Observem a estrutura da palavra “delenda” cujas letras são repetidas por três vezes até os “lll”; nessa altura a palavra delenda também é repetida por três vezes, ficando a do meio partida, de modo que o e, do verso horizontal, diferenciado e maior, representa a explosão de toda a energia; ao mesmo tempo esse mesmo e faz a ligação com o feixe de delendas em sentido oblíquo e vertical.

Os três “lll”, repetidos na parte superior, dão-nos como que uma representação da luz em sua velocidade de 300.000 Km/s !

Na parte inferior, onde se repetem também por três vezes os “nnn”, temos a representação gráfica do NADA em sua origem latina, nihil, com o mesmo “n” inicial em quase todas as línguas ocidentais.

Essa representação gráfica dá-nos uma idéia de uma explosão fantástica, que se confirma, mais adiante, com os versos:

 

mega, mega, mega, 
trom, trom, catapum, 
mega, mega, megaton ! 
 

Delete Hiroshima !!!!!!! 
 
 

Leo Szilard,  
sessenta  assinaturas:  

           

Exmo. Sr. Presidente, 
admita por um segundo 
a possibilidade de estar errado, 
um instantinho, não detonem ! 
por favor, um segundo, 
admita a possibi................ 
a possi........................ 
a pos.................. 
 
 

— Catapum ! 


 

Os sete pontos de exclamação logo após a palavra Hiroshima representam os 7 dias da Criação do Mundo. É a brutalidade da força atômica significando o fim do Universo criado !
Como se vê, não se trata de simples concretismo, pois os recursos gráficos são portadores de uma vigorosa carga simbólica. Não se trata de um grafismo descomprometido com a verdadeira obra de arte, mas de algo que representa um enriquecimento expressivo, de um portador da verdadeira imaginação informática, hoje uma das disciplinas ensinadas em várias universidades do mundo, inclusive na Universidade de Paris.

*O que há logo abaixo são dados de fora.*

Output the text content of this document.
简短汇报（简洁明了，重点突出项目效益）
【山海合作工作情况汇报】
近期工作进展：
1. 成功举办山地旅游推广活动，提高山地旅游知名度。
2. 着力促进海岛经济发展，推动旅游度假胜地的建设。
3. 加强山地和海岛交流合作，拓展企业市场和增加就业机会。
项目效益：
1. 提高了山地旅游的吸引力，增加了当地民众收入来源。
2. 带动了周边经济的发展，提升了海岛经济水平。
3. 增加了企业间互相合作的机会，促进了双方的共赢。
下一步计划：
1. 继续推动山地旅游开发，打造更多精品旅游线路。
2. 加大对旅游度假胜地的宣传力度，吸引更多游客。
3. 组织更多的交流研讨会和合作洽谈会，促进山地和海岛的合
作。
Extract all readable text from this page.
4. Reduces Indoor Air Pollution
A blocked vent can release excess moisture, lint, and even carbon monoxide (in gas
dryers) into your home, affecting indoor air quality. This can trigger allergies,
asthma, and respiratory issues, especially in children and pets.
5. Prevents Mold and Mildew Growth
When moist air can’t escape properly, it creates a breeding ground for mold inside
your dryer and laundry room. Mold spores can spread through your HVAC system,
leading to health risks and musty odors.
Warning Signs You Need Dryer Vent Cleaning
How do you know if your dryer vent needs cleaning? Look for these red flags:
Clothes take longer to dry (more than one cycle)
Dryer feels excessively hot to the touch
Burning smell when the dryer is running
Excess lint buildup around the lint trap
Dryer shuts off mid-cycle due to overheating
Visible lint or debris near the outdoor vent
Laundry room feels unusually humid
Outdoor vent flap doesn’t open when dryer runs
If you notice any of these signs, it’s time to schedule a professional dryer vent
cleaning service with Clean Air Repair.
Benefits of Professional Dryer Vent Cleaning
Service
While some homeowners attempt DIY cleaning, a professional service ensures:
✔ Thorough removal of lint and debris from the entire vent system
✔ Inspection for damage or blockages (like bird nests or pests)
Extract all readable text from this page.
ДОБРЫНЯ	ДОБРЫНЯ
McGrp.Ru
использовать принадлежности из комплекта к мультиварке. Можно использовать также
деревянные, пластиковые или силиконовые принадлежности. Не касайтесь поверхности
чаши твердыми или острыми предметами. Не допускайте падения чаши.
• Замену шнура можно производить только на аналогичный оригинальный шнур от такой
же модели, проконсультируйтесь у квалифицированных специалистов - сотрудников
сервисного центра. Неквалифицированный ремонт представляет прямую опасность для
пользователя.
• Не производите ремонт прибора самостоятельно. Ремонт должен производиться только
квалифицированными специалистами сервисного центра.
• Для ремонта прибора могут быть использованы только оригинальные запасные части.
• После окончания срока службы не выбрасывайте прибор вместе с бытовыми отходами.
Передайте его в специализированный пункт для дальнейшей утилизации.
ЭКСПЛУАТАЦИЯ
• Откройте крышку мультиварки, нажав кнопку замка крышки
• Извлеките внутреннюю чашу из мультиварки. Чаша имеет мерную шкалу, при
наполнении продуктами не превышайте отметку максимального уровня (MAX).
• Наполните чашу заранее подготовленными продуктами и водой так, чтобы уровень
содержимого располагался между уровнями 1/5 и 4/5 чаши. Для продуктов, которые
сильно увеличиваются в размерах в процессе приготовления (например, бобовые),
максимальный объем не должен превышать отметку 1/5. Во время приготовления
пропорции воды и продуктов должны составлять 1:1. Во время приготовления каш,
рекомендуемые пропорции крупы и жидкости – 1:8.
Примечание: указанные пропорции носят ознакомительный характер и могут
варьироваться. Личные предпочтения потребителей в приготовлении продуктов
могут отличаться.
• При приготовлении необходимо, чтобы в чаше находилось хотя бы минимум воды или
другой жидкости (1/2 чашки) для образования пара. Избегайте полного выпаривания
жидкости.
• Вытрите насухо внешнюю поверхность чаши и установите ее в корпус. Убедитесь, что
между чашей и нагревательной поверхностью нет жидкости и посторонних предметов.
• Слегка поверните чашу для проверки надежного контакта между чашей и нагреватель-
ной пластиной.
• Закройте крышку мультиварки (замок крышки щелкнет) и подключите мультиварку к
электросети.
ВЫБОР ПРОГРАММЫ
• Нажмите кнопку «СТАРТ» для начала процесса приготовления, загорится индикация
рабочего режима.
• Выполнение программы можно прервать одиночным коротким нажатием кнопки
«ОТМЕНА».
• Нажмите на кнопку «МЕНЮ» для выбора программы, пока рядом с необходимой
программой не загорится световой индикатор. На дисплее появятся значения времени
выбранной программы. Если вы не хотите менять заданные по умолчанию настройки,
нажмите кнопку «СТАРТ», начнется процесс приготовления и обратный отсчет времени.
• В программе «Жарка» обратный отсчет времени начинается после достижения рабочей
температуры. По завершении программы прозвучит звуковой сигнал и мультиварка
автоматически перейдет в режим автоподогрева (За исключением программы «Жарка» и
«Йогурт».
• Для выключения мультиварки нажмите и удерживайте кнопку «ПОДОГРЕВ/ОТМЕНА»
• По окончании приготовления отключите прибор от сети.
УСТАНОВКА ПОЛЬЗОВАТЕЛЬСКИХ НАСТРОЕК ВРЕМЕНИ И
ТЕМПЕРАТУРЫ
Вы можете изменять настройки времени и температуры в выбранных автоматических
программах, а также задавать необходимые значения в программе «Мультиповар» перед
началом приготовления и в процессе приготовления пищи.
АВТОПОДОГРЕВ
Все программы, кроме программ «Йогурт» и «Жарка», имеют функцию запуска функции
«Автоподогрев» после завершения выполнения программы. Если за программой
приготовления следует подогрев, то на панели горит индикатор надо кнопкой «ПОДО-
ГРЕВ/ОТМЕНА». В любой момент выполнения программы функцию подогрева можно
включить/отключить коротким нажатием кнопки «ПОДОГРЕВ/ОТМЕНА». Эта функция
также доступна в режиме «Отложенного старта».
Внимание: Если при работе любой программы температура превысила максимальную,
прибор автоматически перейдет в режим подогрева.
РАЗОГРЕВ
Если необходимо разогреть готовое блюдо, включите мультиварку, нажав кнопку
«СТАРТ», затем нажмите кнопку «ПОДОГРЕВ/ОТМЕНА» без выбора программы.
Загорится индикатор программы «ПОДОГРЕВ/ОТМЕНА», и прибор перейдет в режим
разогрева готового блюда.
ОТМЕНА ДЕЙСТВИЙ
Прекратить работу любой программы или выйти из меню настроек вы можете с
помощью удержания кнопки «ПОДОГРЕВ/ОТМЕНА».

Soares Feitosa é um dos que possuem essa imaginação informática.

Guardem na memória (a memória da mídia é muito fraca) o nome desse poeta. Muitos críticos competentes irão lembrar seu nome no próximo século. Alguns dizem que hoje não se escreve mais poesia no Recife. Esse modo de ver representa a negação de legítimos valores como Mário Hélio, Weidson Barros Leal, poetas que ainda não chegaram aos trinta anos, e ambos com largos espaços assegurados, sem concessões provincianas, no panorama da poesia brasileira de nossos dias.